Les lois de l’Histoire
La règle, Ibn Khaldoun pour son compte est convaincu de l’avoir trouvée. Les faits historiques obéissent en effet à des lois.
La première est la loi de causalité. Avant lui, l’univers des historiens était un univers de la discontinuité, tout au plus justiciable d’explications finalistes. La méthode khaldounienne implique un déterminisme matérialiste des phénomènes. Avant lui, il est vrai, Averroès, Maimonide avaient introduit le rationalisme dans la théologie, la métaphysique, les sciences naturelles. Ibn Khaldoun est le premier à concevoir que l’on peut appliquer la méthode aux faits sociaux. Il supprime les explications par le dessein d’une intelligence supérieure au monde et extérieure à lui et affirme que le hasard n’est qu’une cause cachée qu’il appartient justement à l’histoire de révéler. La seconde est la loi d’analogie : « Le passé et l’avenir, dit Ibn Khaldoun, se ressemblent comme deux gouttes d’eau » et encore : « Si on ne juge pas de ce qui est passé par ce qu’on a sous les yeux, si l’on ne compare pas le passé avec le présent, on ne pourra guère éviter de s’évader, de s’écarter de la voie de la vérité ».

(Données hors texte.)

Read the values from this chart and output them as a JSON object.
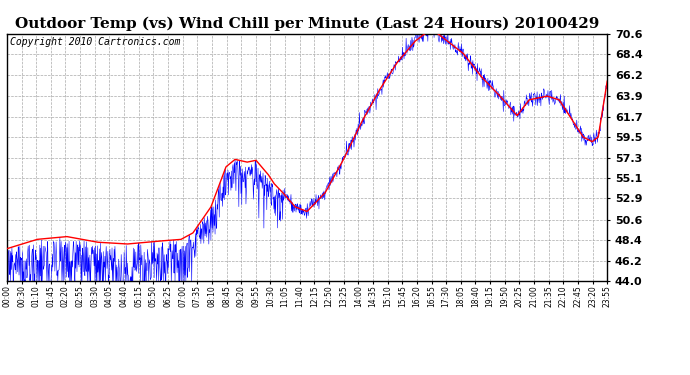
{
  "title": "Outdoor Temp (vs) Wind Chill per Minute (Last 24 Hours) 20100429",
  "copyright": "Copyright 2010 Cartronics.com",
  "y_ticks": [
    44.0,
    46.2,
    48.4,
    50.6,
    52.9,
    55.1,
    57.3,
    59.5,
    61.7,
    63.9,
    66.2,
    68.4,
    70.6
  ],
  "x_tick_labels": [
    "00:00",
    "00:30",
    "01:10",
    "01:45",
    "02:20",
    "02:55",
    "03:30",
    "04:05",
    "04:40",
    "05:15",
    "05:50",
    "06:25",
    "07:00",
    "07:35",
    "08:10",
    "08:45",
    "09:20",
    "09:55",
    "10:30",
    "11:05",
    "11:40",
    "12:15",
    "12:50",
    "13:25",
    "14:00",
    "14:35",
    "15:10",
    "15:45",
    "16:20",
    "16:55",
    "17:30",
    "18:05",
    "18:40",
    "19:15",
    "19:50",
    "20:25",
    "21:00",
    "21:35",
    "22:10",
    "22:45",
    "23:20",
    "23:55"
  ],
  "ylim": [
    44.0,
    70.6
  ],
  "background_color": "#ffffff",
  "plot_bg_color": "#ffffff",
  "grid_color": "#aaaaaa",
  "blue_color": "#0000ff",
  "red_color": "#ff0000",
  "title_fontsize": 11,
  "copyright_fontsize": 7
}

Et ceci, replacé en son temps, va plus loin qu’il n’y paraît, car non seulement il révoque ou met en doute les fables des autres chroniqueurs concernant des époques révolues, censées être l’âge d’or de l’Islam, mais il implique la notion d’une identité des conditions de l’expérience humaine et donc de la portée universelle des lois historiques.
La troisième loi, corollaire de la précédente et comme son antidote, est celle de la dissemblance. Ibn Khaldoun est bien trop perspicace et trop objectif pour ne pas voir les dangers de systématisation de la réalité que la règle précédente implique ; mieux que quiconque, il a pu au cours d’une vie agitée, éprouver combien est diverse la réalité vivante des hommes et des événements. Aussi écrit-il :
« Pas un phénomène social ne doit être jugé par analogie avec un autre phénomène, car s’il lui ressemble par certains aspects, il peut en différer par beaucoup d’autres.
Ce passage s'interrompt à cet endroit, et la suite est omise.